No wonder that her step should falter!
And must she vow to Him above,
Her bosom owns no earthly love?

“Alas!” she shrieked with frantic air,
“Heaven’s curse is on me, if I swear.”
She fainted with a murmuring sound;
The mother rushed to raise her child
Where she had sunk upon the ground;
The cowled brow itself grew mild,
Although the baron sternly frowned,
And the nuns coldly bitterly smiled,
At her, whose heart could not despise,
Like their’s, its young love’s sacrifice.

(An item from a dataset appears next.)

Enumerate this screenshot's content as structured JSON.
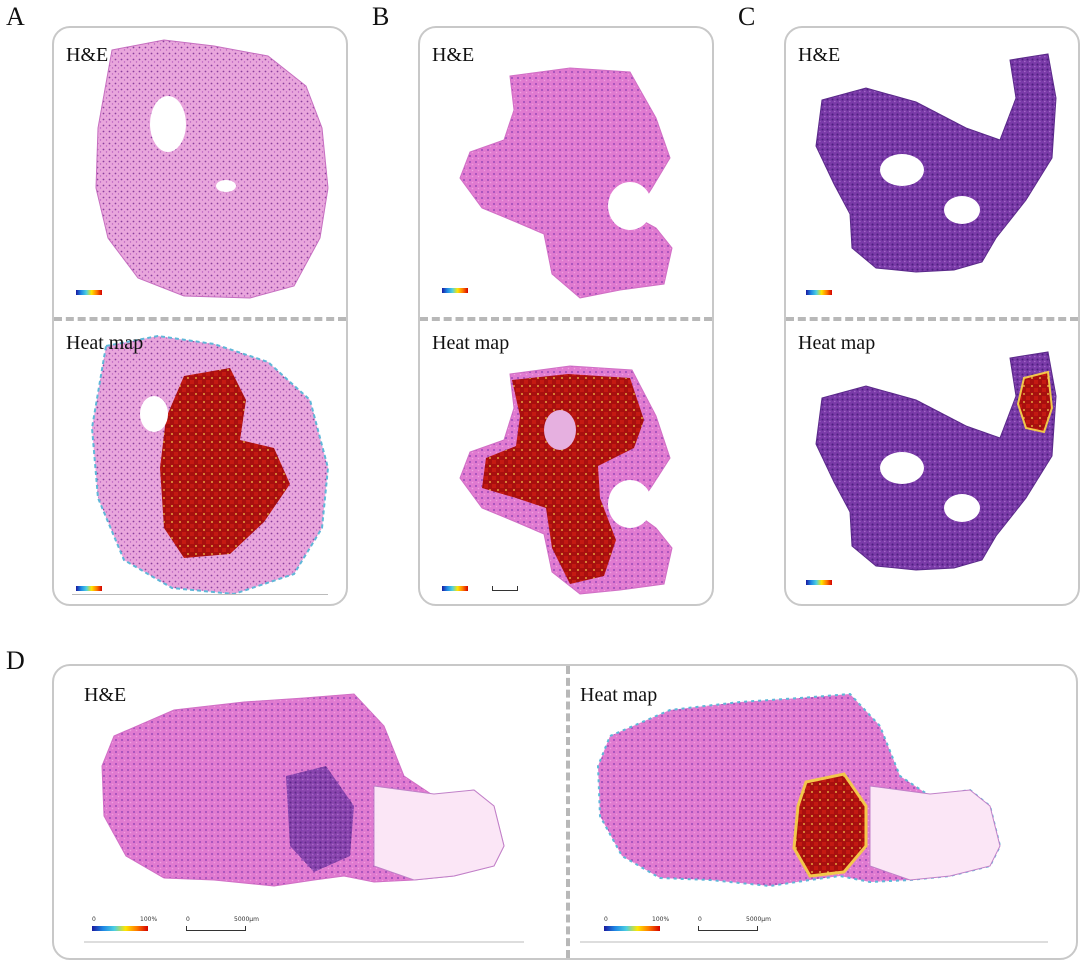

Forth darted Gualter from among
The novices’ astonished throng.
“Her plighted faith was mine,” he cried,
“Before a cruel father’s doom
Condemn’d his child, my love, my bride,
Even in her youth and beauty’s bloom,
Her love, her loveliness to hide
In the lone convent’s silent gloom!
I curs’d him; and from thence her ear
No other word of mine would hear.

“Ah! then my life was turned to pain,
Hope fled, and then—what could remain?
To-day I saw her changeless brow,
Though pale, and my despair was sealed.
Then burned my brain—but now, but now,
I feel bosom’s curse repealed!
Full soothly kept her earliest vow!
Her changeless love full well revealed!